凌小柔掐的过瘾了,觉得明儿一早起来洪五家的肯定走路都痛苦,这才停下来,躺到床上补眠。
想来被折腾这么大一气了,洪五家的怎么也不能再打那么响的呼噜了吧?
结果,凌小柔刚躺下,洪五家的呼噜声又响了起来,甚至还有比之前更加响亮的趋势,凌小柔烦躁地把头藏在被子里,还是没办法阻止呼噜声入耳。
凌小柔觉得她真得想办法把洪五家的赶出去,虽说呼噜听的久了也就习惯了,可她真不想习惯啊。
等凌小柔在响亮的呼噜声中睡着时,外面的天已经透着光了,等凌小柔起床时,洪五家的已经不在,凌小柔由丫鬟侍候着起床穿衣,从玻璃镜中很清楚地看到一双熊猫眼的自己。
凌小柔也没让丫鬟给自己涂脂抹粉,除了怕脂粉里的铅伤到肚子里的孩子之外,她如今这个状态可不是最好的眼药?
带了丫鬟去给老太妃请安,不意外地看到洪五家的在这里给老太妃回话,看她站在那里腿都有些合不拢的样子,凌小柔心里就好像有一个举着叉子的小人在狂笑。
给老太妃见了礼,凌小柔就坐到老太妃身边,结果那憔悴的脸色倒是把老太妃唬了一跳,“柔儿,你这脸色怎么……”
之前凌小柔什么时候不是红光满面的,怎么一夜不见就成这样了?就算是害喜也没这么快,哪有刚知道怀孕就立马跟换了个人似的。
之前洪五家的过来回话,怀疑之前王爷晚上有偷进王妃的屋子,甚至那条大带都成了罪证,她还担心小夫妻年轻气盛伤到肚子里的孩子,可如今看凌小柔的气色,她就有些动摇让贺楼远搬出去的决定了。
凌小柔幽怨地朝洪五家的看了一眼,倒是把洪五家的吓了一跳,天地良心,昨晚看到王妃时还好好的,她是去侍候王妃真没虐待王妃,王妃怎么变成这样她真心不知道。
而且,为了怕影响到王妃歇息,早上醒来后她都是悄声出来的,绝对没把熟睡的王妃吵醒,难道王妃是要给她穿小鞋?
太妃倒没洪五家的想的那么多,如今谁也比不上凌小柔肚子里的这个,当然也没谁比凌小柔更得她看重,可她同样相信洪五家的就算平日为人刻板了些,绝对是不敢对凌小柔下手,可凌小柔看洪五家的是什么意思?难道她看错人了?洪五家的其实也不是个好的?
凌小柔看了洪五家的一会儿,也把太妃看洪五家的时置疑的目光看在眼里,知道老太妃虽然派洪五家的来看着她,但在太妃心里,还是疼她的,心里得意了,脸上故意做出一副委屈的表情,嘴上说的却是不得不委屈求全的话:“娘,没事的,只是柔儿昨晚没有睡好。

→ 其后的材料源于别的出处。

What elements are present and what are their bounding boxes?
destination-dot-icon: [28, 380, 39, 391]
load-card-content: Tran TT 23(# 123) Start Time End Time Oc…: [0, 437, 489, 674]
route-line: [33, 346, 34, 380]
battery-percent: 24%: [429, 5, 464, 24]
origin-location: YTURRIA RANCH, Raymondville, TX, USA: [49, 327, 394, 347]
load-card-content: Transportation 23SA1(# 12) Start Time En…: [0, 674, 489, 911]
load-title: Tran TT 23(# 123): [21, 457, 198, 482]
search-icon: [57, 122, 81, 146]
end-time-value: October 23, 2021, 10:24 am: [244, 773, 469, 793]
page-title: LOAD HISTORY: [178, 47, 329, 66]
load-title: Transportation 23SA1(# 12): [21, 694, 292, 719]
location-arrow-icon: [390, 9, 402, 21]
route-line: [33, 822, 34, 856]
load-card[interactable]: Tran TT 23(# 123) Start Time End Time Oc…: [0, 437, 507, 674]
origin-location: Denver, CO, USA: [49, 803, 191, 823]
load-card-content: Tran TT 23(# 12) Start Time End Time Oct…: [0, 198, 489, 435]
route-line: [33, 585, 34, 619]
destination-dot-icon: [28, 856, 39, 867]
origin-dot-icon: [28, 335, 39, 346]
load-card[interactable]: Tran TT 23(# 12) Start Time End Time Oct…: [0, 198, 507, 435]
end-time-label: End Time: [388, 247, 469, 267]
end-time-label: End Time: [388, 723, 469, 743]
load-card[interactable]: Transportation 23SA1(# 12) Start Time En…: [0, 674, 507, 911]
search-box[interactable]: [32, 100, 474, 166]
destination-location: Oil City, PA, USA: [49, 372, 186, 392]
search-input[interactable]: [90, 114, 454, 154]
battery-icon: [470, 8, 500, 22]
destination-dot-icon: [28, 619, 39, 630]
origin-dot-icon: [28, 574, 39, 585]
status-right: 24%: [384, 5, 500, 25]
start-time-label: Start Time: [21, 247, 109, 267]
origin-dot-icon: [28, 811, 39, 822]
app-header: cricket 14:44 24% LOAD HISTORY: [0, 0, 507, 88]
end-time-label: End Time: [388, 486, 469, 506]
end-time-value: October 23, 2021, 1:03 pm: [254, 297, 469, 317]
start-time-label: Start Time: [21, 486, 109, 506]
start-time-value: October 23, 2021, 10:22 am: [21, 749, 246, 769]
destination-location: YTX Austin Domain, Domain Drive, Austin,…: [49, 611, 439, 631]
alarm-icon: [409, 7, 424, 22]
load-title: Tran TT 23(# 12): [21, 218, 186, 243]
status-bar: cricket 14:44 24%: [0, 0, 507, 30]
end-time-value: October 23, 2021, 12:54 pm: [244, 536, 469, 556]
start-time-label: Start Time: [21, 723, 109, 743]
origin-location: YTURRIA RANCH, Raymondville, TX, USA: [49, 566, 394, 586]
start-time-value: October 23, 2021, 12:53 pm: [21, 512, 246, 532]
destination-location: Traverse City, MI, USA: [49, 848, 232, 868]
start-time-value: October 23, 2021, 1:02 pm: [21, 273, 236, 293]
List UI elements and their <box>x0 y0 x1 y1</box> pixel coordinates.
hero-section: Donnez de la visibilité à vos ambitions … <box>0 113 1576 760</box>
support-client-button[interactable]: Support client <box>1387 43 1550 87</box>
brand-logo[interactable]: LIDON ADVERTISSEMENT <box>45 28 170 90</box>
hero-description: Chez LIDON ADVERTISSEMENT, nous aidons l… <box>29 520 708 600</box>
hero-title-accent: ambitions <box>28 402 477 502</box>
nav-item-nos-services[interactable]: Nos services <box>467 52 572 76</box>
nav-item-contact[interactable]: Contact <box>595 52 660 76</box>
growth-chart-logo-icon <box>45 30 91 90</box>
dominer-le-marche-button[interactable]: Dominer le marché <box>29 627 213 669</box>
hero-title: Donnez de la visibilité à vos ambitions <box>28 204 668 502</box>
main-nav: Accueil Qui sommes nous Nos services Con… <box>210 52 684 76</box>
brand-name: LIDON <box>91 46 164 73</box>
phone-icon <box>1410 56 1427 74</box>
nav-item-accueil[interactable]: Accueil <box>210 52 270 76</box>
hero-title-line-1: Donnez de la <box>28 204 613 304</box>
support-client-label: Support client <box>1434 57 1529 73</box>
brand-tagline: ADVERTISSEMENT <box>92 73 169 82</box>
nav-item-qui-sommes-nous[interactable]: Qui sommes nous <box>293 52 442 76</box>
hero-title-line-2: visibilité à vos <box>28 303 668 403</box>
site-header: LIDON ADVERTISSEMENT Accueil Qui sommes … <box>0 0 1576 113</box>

”
太妃一听凌小柔没有睡好,这回不干了,睡不好觉就养不好胎,养不好胎伤的不就是她的金孙?脸色一沉,对洪五家的冷声道:“洪五家的,我一直当你是个好的,这才派给你如此重要的事,可你呢?为何会让王妃睡不好?”
洪五家的也挺憋屈,她除了之前带人大肆检查了王妃的屋子,搬出去不少对胎儿不好的东西,又怀疑了一下王爷在王妃屋子里留宿的事,最后更是强硬地在王妃的屋子里打地铺。
可她真心没做什么能伤害到王妃和她肚子里孩子的事,难道王妃气性这么大,只是被她怀疑一下就气的一夜没睡好?可早上她走时,王妃睡的挺香的啊。
若是解释不清,她可不得冤死?
洪五家的甚至觉得王妃这是在报复她,往太妃面前一跪,“太妃,奴婢冤枉啊,奴婢过来时王妃睡的很好,为怕惊扰到王妃睡觉,奴婢都是爬着出来的。”
太妃脸更沉了,凌小柔脸上的憔悴和黑眼圈可不是骗人的,不管是什么原因,害的王妃没睡好就是当奴婢的错,洪五家的不但不反省,竟然还暗指王妃冤枉她?这些年真是太纵容她了。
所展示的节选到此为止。